Auch ist es nicht allein Religion, die mit Religion in Fehde liegt. Selbst innerhalb der Religionen bilden sich Sekten, die miteinander Krieg führen. Deshalb sind religiöse Wirren zum Typus dessen geworden, was im Kampfe der Menschen untereinander am erbittertsten und unbrüderlichsten ist.

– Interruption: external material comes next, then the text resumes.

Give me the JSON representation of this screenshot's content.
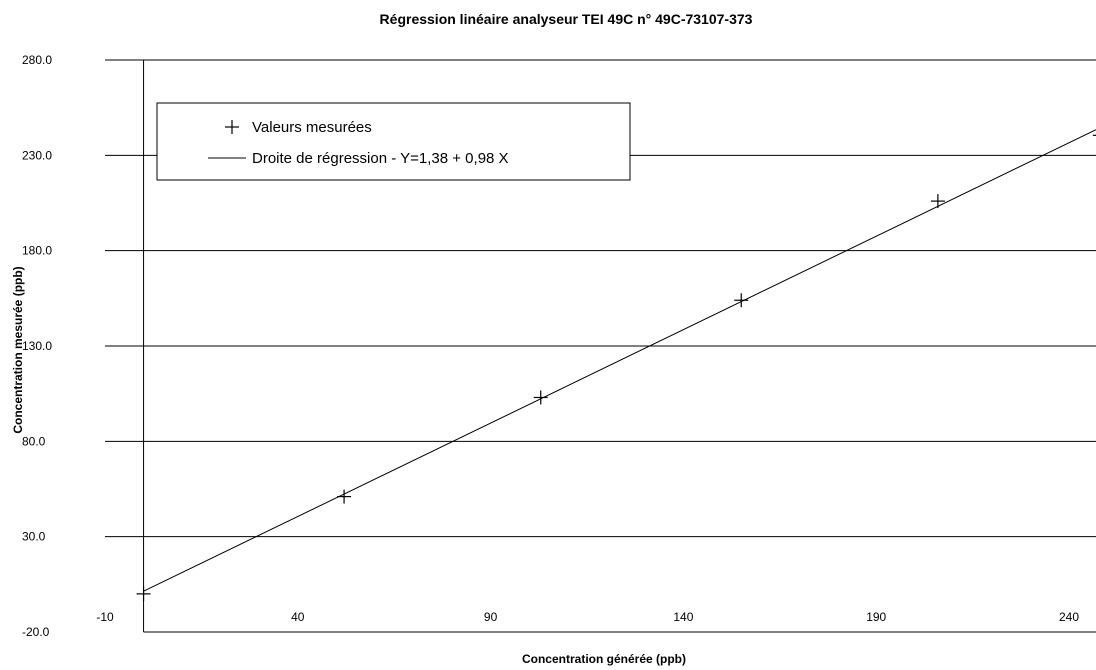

Das ist nicht immer so gewesen. Der Antagonismus zwischen den Religionen ist ein Gewächs modernen Ursprungs, entstanden aus dem Anspruch, den eine einzelne Religion erhebt: die allein wahre und allein inspirierte zu sein. Im Altertum gab es vielerlei Religionen, und meistenteils waren sie etwas Nationales, daher fiel es keinem Mitglied der einen Religion ein, das Mitglied einer anderen bekehren zu wollen. Eine jede Nation hatte ihre besondere Religion, wie sie ihre besonderen Gesetze und Gebräuche hatte. Die Menschen wurden in den Glauben ihres Vaterlandes hinein geboren und blieben darin. Blicken wir in die Geschichte der Vorzeit zurück, so wird es uns auffallen, wie selten da Religionskriege vorkommen. Selbst als die Hebräer in Palästina einfielen und die Götzendienst treibenden Eingeborenen niedermachten, handelte es sich nur um einen, von gewöhnlicher Habgier eingegebenen Eroberungskrieg. Die im Altertum so verbreitete Tendenz, die Götter der besiegten Volksstämme in die eigene Religion hinüberzunehmen, tritt auch bei den Hebräern wiederholt hervor. Wohl haben die Propheten diese Tendenz stets scharf getadelt, allein sie tadelten sie nicht als Ketzerei, sondern als nationalen Abfall von der eigenen Gottheit; diese hatte die Hebräer aus der ägyptischen Gefangenschaft befreit und Palästina für sie erobert. Wir sehen ferner, dass es innerhalb einzelner Religionen verschiedene philosophische Schulen gab, die ohne Hass nebeneinander bestanden. So hat der Hinduismus heute noch seine sechs Darshana’s (Gesichtspunkte), und obgleich die Anhänger der verschiedenen Systeme miteinander streiten und disputieren, und eine jede Schule ihren besonderen Standpunkt verteidigt, fehlt doch nicht das brüderliche Empfinden. Auch werden sämtliche philosophische Systeme heute noch innerhalb der nämlichen Pâthashâlâ (Sanskrit Schule) gelehrt. Selbst in einem einzelnen philosophischen System, in dem Vedânta, gibt es drei anerkannte und gleichberechtigte Unterabteilungen: Advaita, Vishishtadvaita und Dvaita existieren friedlich nebeneinander, obgleich sie in den wichtigsten Fragen – in Fragen über das Verhältnis zwischen Gott und der Einzelseele – zu schroff entgegengesetzten Schlüssen kommen. Es kann sich jemand zu dieser oder jener oder zu keiner der drei Unterabteilungen des Vedânta bekennen und dennoch als orthodoxer Hindu gelten, obwohl auch in Indien das Sektenwesen heutzutage erbitterter geworden ist.